- Genre: Variety-talk show
- Written by: Ayana Reece; Norm Vance, Jr.; Lee Harris;
- Directed by: Monte Johnson; Tony McCuin;
- Creative director: Bart Phillips
- Presented by: Donnie Simpson
- Theme music composer: Buckhead Beats; Dennis Allen;
- Country of origin: United States
- Original language: English
- No. of seasons: 2
- No. of episodes: 6

Production
- Executive producers: Bart Phillips; Donnie Simpson; Eric Tomosunas;
- Camera setup: Multi-camera
- Running time: 60 minutes
- Production company: Donnie Simpson Productions

Original release
- Network: TV One
- Release: February 5 – December 18, 2016

= Donnie After Dark =

Donnie After Dark is an American television late-night talk show hosted by Donnie Simpson, which premiered on TV One on February 5, 2016, and airs on Sunday's at 11:00 p.m. EST.

==Overview==
===Season 1===
The first Season of Donnie After Dark included two episodes which were taped at the Xen Lounge in Los Angeles, California. In addition to Donnie Simpson as the host, the regular cast included co-host DJ Traci Steele (of Love & Hip Hop: Atlanta), along with the show's official house band—the all-girl Atlanta-based group "The GGs Band".

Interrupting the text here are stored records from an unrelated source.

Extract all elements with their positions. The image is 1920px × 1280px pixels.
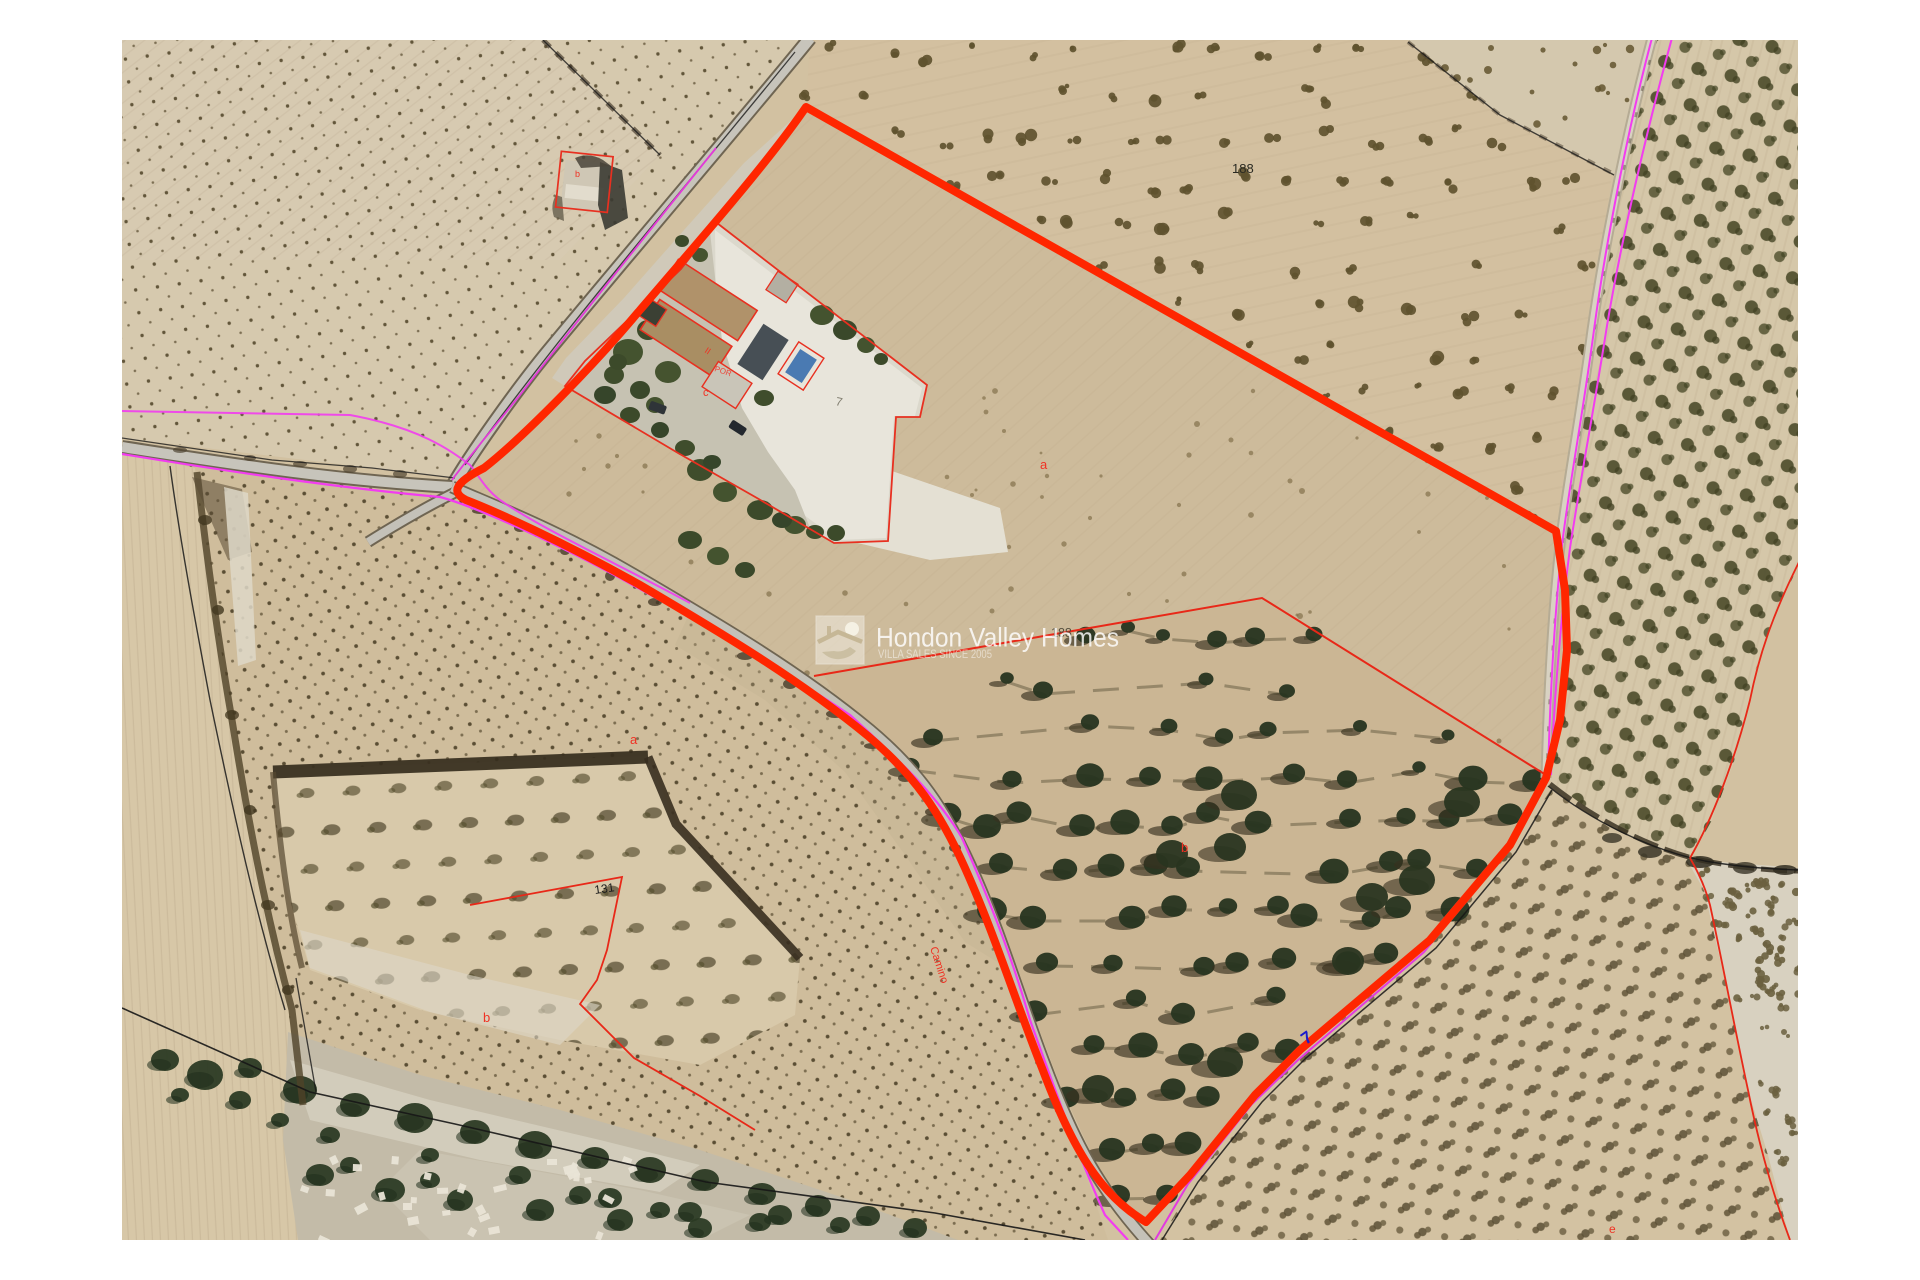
svg-text:c: c (703, 387, 709, 399)
svg-text:131: 131 (593, 880, 615, 897)
svg-text:b: b (575, 169, 580, 179)
svg-text:b: b (483, 1010, 490, 1025)
svg-text:a: a (1040, 457, 1048, 472)
svg-text:a: a (630, 732, 638, 747)
svg-text:b: b (1181, 840, 1188, 855)
svg-text:188: 188 (1232, 161, 1254, 176)
svg-text:e: e (1609, 1222, 1616, 1236)
svg-text:VILLA SALES SINCE 2005: VILLA SALES SINCE 2005 (878, 647, 992, 661)
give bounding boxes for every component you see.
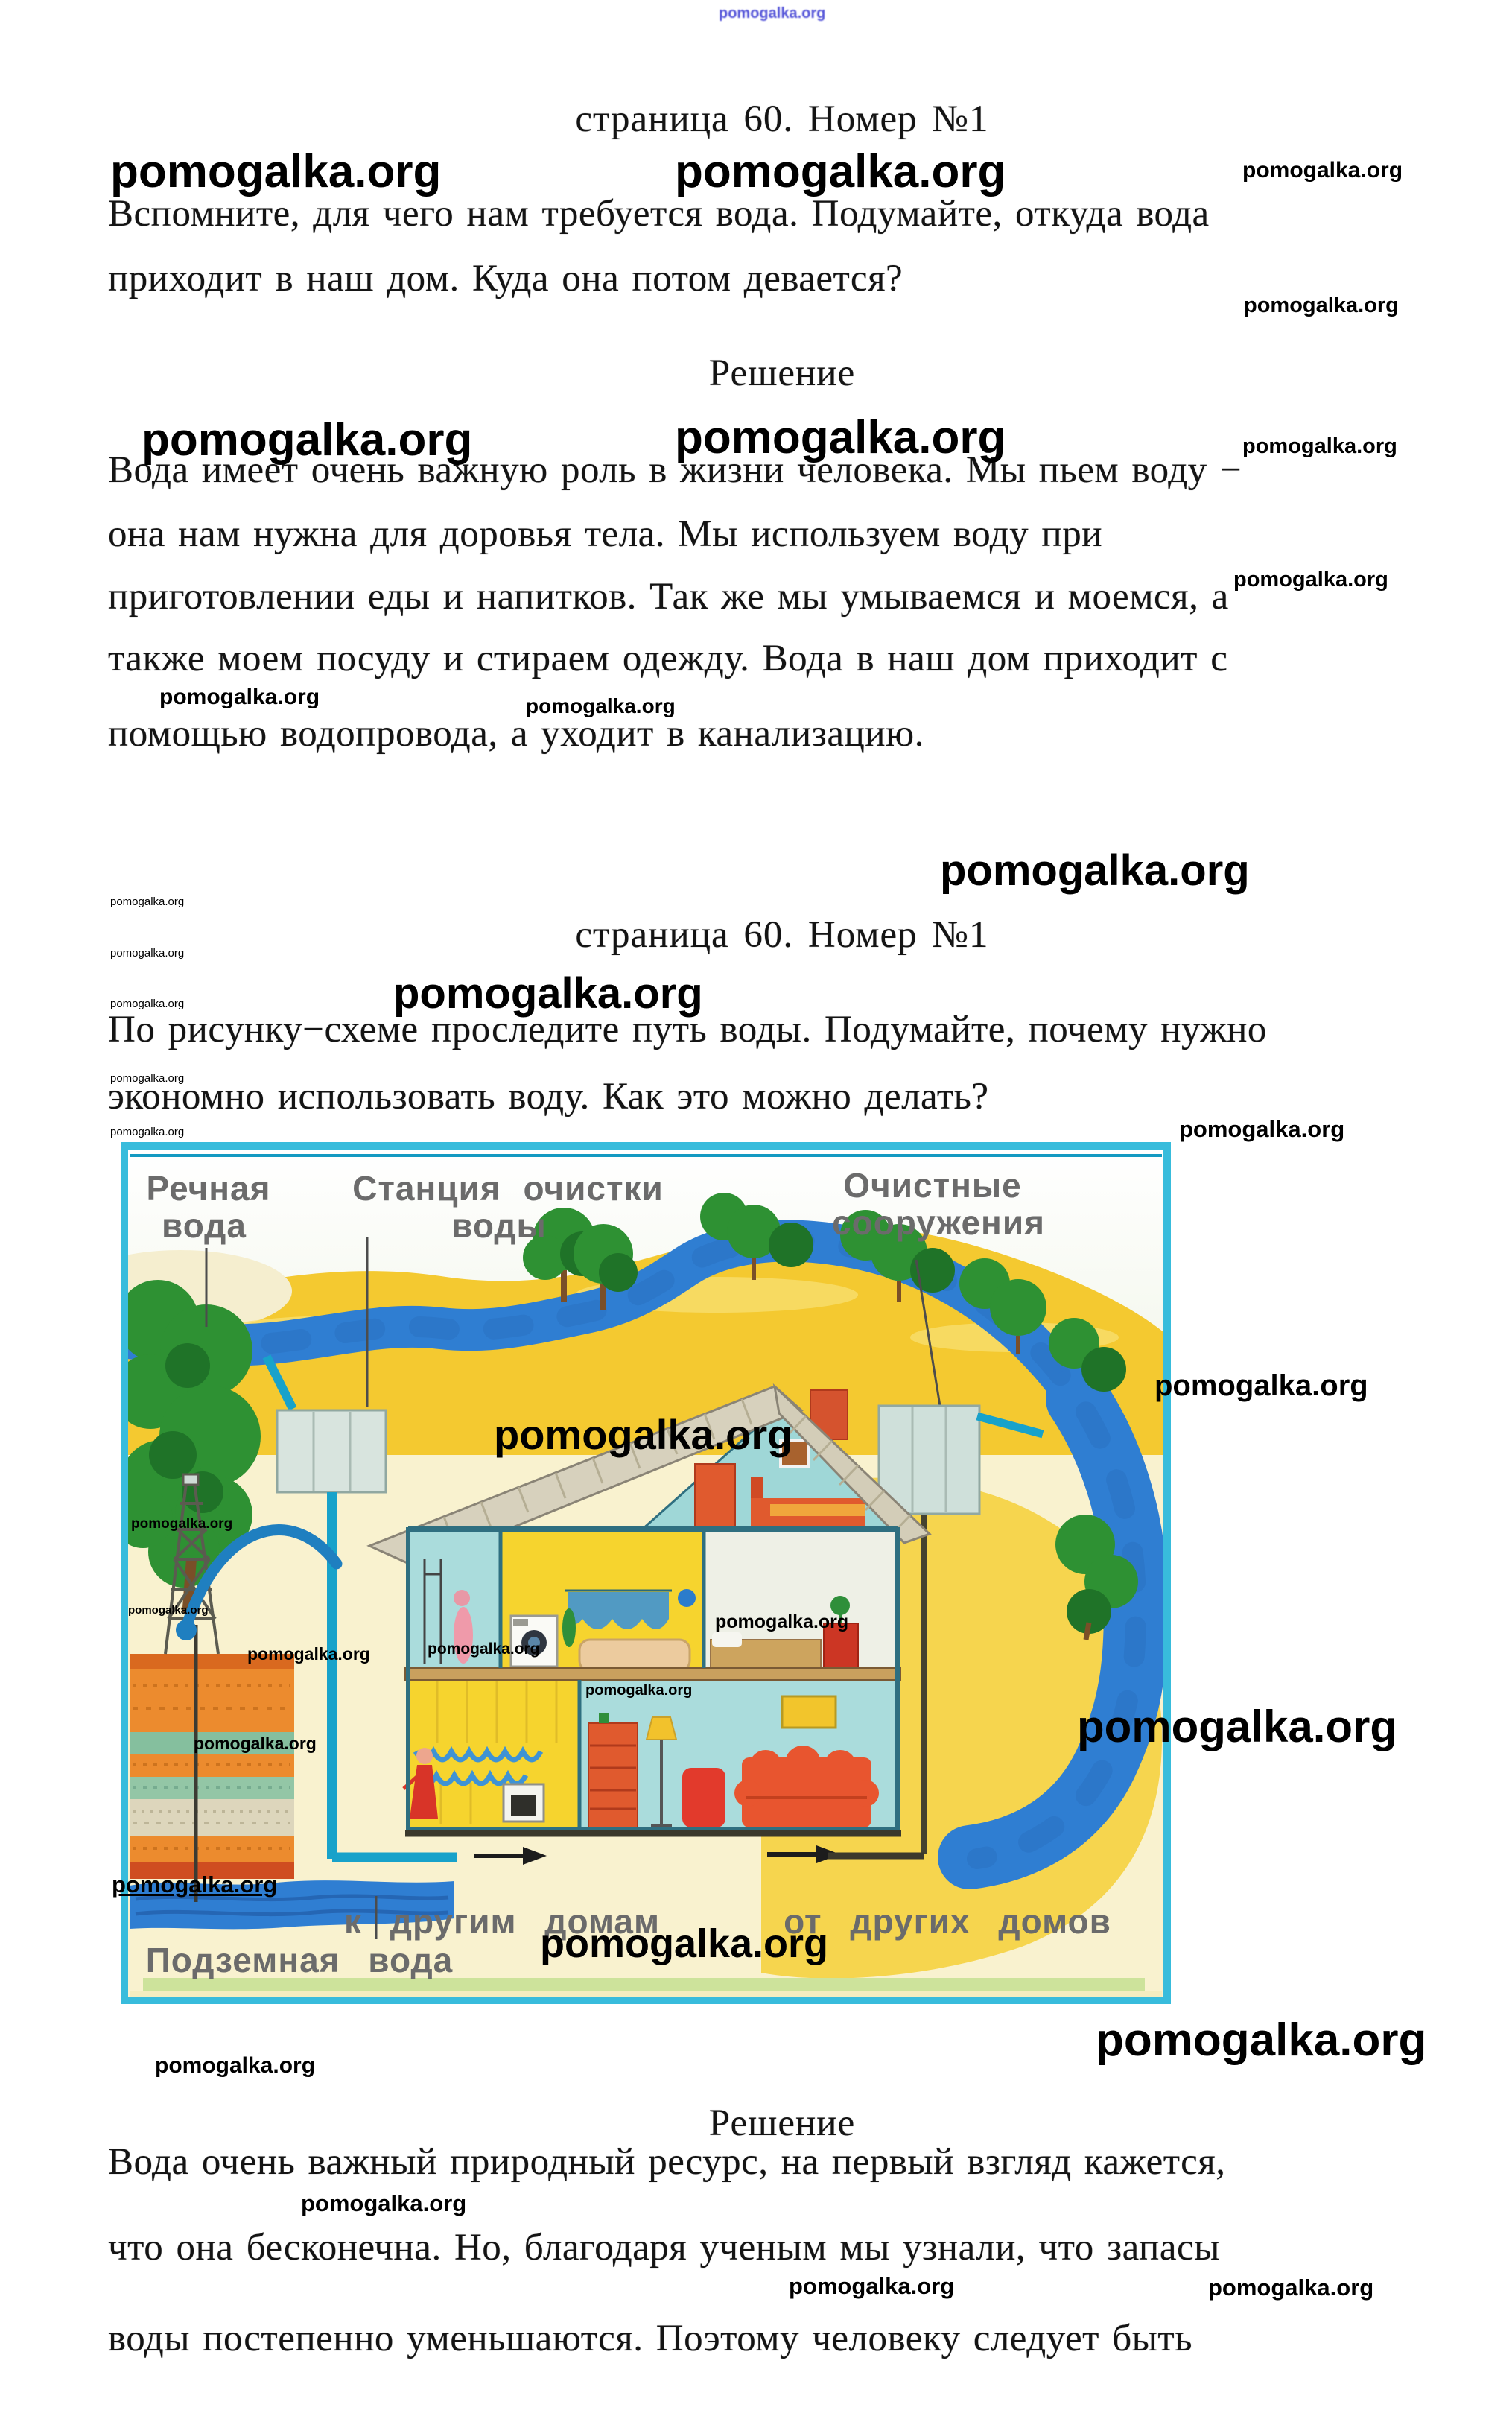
attic-wardrobe	[695, 1464, 735, 1528]
section1-heading: страница 60. Номер №1	[52, 101, 1512, 139]
answer-line: воды постепенно уменьшаются. Поэтому чел…	[108, 2320, 1192, 2358]
question-line: Вспомните, для чего нам требуется вода. …	[108, 195, 1210, 233]
solution-heading: Решение	[52, 355, 1512, 393]
wall-picture	[782, 1696, 836, 1728]
label-river-water: Речная	[147, 1169, 271, 1208]
answer-line: она нам нужна для доровья тела. Мы испол…	[108, 516, 1102, 554]
label-water-station: Станция очистки	[352, 1169, 664, 1208]
answer-line: Вода очень важный природный ресурс, на п…	[108, 2143, 1225, 2181]
svg-text:сооружения: сооружения	[832, 1203, 1045, 1242]
watermark-text: pomogalka.org	[719, 6, 825, 21]
watermark-text: pomogalka.org	[675, 149, 1006, 195]
watermark-text: pomogalka.org	[301, 2192, 466, 2215]
solution-heading: Решение	[52, 2105, 1512, 2143]
section2-heading: страница 60. Номер №1	[52, 916, 1512, 954]
question-line: экономно использовать воду. Как это можн…	[108, 1078, 989, 1116]
watermark-text: pomogalka.org	[159, 686, 320, 708]
label-underground-water: Подземная вода	[146, 1941, 454, 1979]
watermark-text: pomogalka.org	[110, 149, 441, 195]
label-from-other-houses: от других домов	[784, 1902, 1111, 1941]
answer-line: Вода имеет очень важную роль в жизни чел…	[108, 451, 1242, 489]
svg-text:вода: вода	[162, 1206, 247, 1245]
watermark-text: pomogalka.org	[1179, 1117, 1344, 1141]
watermark-text: pomogalka.org	[1208, 2276, 1373, 2299]
watermark-text: pomogalka.org	[940, 849, 1250, 893]
underground-strata	[130, 1654, 294, 1879]
answer-line: что она бесконечна. Но, благодаря ученым…	[108, 2229, 1220, 2267]
watermark-text: pomogalka.org	[1096, 2017, 1426, 2064]
label-treatment-plant: Очистные	[843, 1166, 1022, 1205]
bookshelf	[588, 1723, 638, 1829]
question-line: приходит в наш дом. Куда она потом девае…	[108, 260, 903, 298]
svg-text:воды: воды	[451, 1206, 547, 1245]
answer-line: приготовлении еды и напитков. Так же мы …	[108, 578, 1229, 616]
label-to-other-houses: к другим домам	[344, 1902, 660, 1941]
watermark-text: pomogalka.org	[110, 896, 184, 907]
watermark-text: pomogalka.org	[110, 1126, 184, 1138]
answer-line: помощью водопровода, а уходит в канализа…	[108, 715, 924, 753]
person-shower	[454, 1590, 470, 1606]
answer-line: также моем посуду и стираем одежду. Вода…	[108, 640, 1227, 678]
armchair	[682, 1768, 725, 1827]
watermark-text: pomogalka.org	[789, 2274, 954, 2298]
watermark-text: pomogalka.org	[1242, 159, 1403, 182]
watermark-text: pomogalka.org	[1154, 1371, 1368, 1401]
question-line: По рисунку−схеме проследите путь воды. П…	[108, 1011, 1267, 1049]
floor-lamp	[647, 1717, 676, 1740]
sofa	[742, 1757, 871, 1827]
attic-picture	[781, 1440, 809, 1467]
bottom-strip	[130, 1991, 1162, 1997]
watermark-text: pomogalka.org	[1242, 436, 1397, 457]
bathtub	[579, 1640, 690, 1671]
watermark-text: pomogalka.org	[1233, 569, 1388, 591]
watermark-text: pomogalka.org	[155, 2055, 315, 2077]
person-kitchen	[416, 1748, 433, 1764]
watermark-text: pomogalka.org	[110, 998, 184, 1009]
document-page: страница 60. Номер №1 Вспомните, для чег…	[0, 0, 1512, 2419]
nightstand	[824, 1623, 858, 1673]
watermark-text: pomogalka.org	[1244, 295, 1399, 317]
grass-strip	[143, 1978, 1145, 1991]
figure-water-path-diagram: Речная вода Станция очистки воды Очистны…	[121, 1142, 1171, 2004]
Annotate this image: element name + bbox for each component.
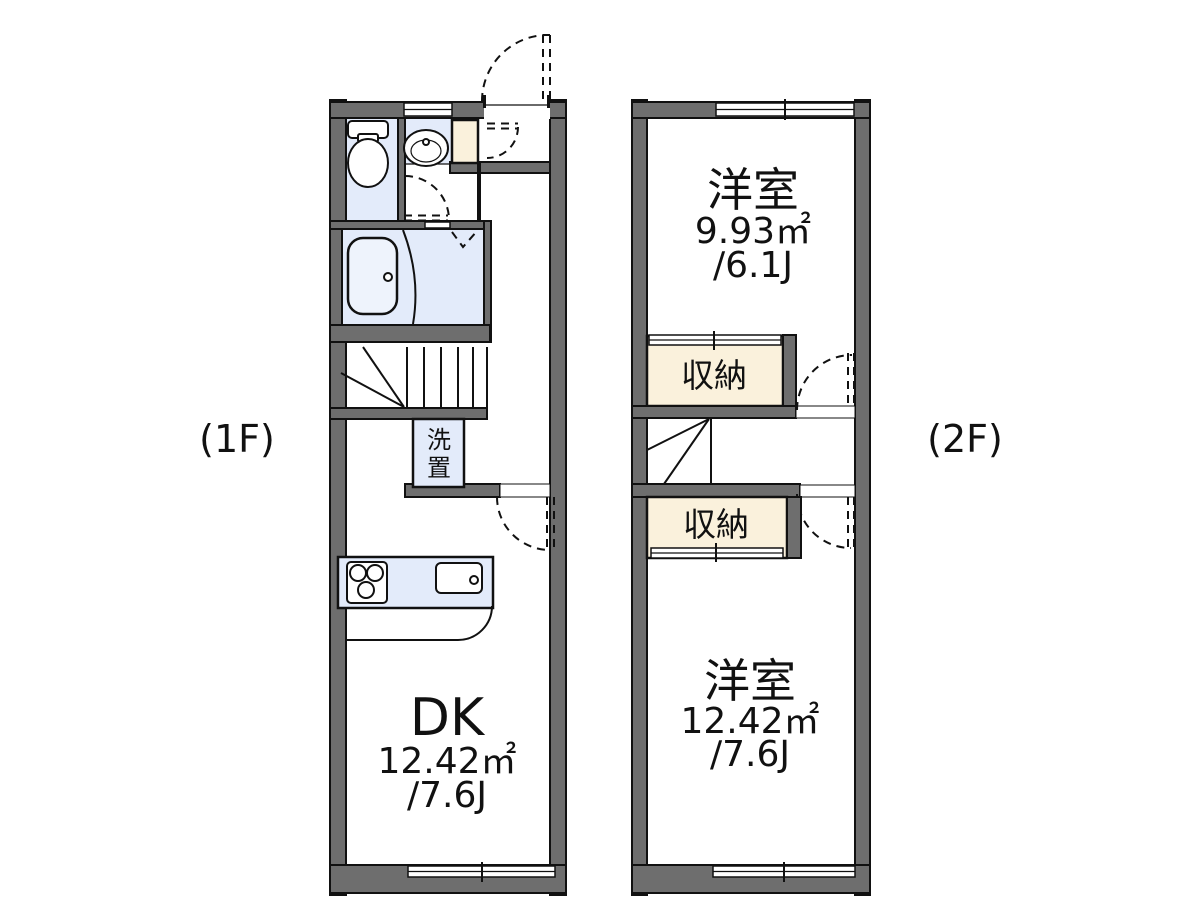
closet-upper-bottom-wall [632,406,796,418]
floor1-plan: 洗 置 [330,35,566,895]
toilet-partition-wall [398,118,405,229]
bathtub-drain [384,273,392,281]
counter-edge-line [346,606,492,640]
staircase-2f-icon [647,418,711,484]
dk-room-label: DK [410,688,486,748]
washroom-hall-partition [477,163,481,221]
bedroom-lower-door-swing-icon [797,494,854,551]
dk-door-swing-icon [497,497,554,551]
washroom-door-swing-icon [404,176,449,221]
laundry-label-top: 洗 [427,426,451,454]
entrance-closet-door-swing-icon [487,124,518,159]
laundry-label-bottom: 置 [427,454,451,482]
bedroom-upper-doorway [796,406,855,418]
bath-entry-threshold [425,222,450,228]
floor2-plan: 収納 収納 [632,99,870,895]
kitchen-counter [338,557,493,640]
closet-lower-right-wall [787,497,801,558]
floor-plan-svg: 洗 置 [0,0,1200,912]
entrance-opening [483,95,550,119]
bath-right-wall [484,221,491,342]
f1-wall-right [550,100,566,895]
floor2-label: (2F) [927,417,1003,461]
bath-top-wall [330,221,490,229]
bathroom [342,222,484,325]
closet-upper: 収納 [647,331,783,406]
dk-doorway [500,484,550,497]
bedroom-lower-label: 洋室 [704,654,796,708]
shoe-cabinet [452,120,478,163]
closet-upper-label: 収納 [681,356,747,395]
bedroom-upper-label: 洋室 [707,163,799,217]
bedroom-upper-area-tatami: /6.1J [713,245,793,286]
washbasin-icon [404,130,448,166]
sink-icon [436,563,482,593]
stove-icon [347,562,387,603]
stair-bottom-wall [330,408,487,419]
washroom-window [404,103,452,116]
laundry-unit: 洗 置 [413,419,464,487]
closet-lower-label: 収納 [683,505,749,544]
f2-wall-right [855,100,870,895]
toilet-icon [348,121,388,187]
bedroom-lower-area-tatami: /7.6J [710,734,790,775]
bath-bottom-wall [330,325,490,342]
floor1-label: (1F) [199,417,275,461]
dk-area-tatami: /7.6J [407,775,487,816]
floor-plan-canvas: 洗 置 [0,0,1200,912]
f1-wall-left [330,100,346,895]
bedroom-upper-door-swing-icon [797,353,854,410]
entrance-door-swing-icon [482,35,550,101]
closet-lower: 収納 [647,497,787,562]
f2-mid-wall [632,484,800,497]
bedroom-lower-doorway [800,485,855,497]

The show's debut episode aired on February 5, 2016 on TV One with guest appearances by Jimmy Jam, Terry Lewis, Jazmine Sullivan, Lalah Hathaway, Kirk Franklin, and Tasha Smith. The second episode aired on June 1, 2016 with guest appearances by Kenny Lattimore, Tisha Campbell, Duane Martin, Danielle Nicolet, and Brandon T. Jackson. Donnie Simpson and Majic 102.3 held a viewing party of the second episode on June 1, 2016 at the SoBe Restaurant & Lounge in Lanham, Maryland.

===Season 2===
The second season of Donnie After Dark was taped in Atlanta, Georgia with a live-studio audience in attendance, and included a total of 4 episodes. DJ Traci Steele returned as the co-host and social media expert, along with The GGs Band as the official house band.

Season 2 premiered on November 24, 2016, and included guest appearances by Angela Robinson, Pooch Hall, D.C. Young Fly, and a musical performance by Ro James. The guest list for the remaining episodes included: David Banner, Jamilah Lemieux, V. Bozeman, Jermaine Dupri, LisaRaye McCoy, Erica Ash, R&B group 112, Deontay Wilder, Naturi Naughton, comedian Tony Roberts, and Musiq Soulchild.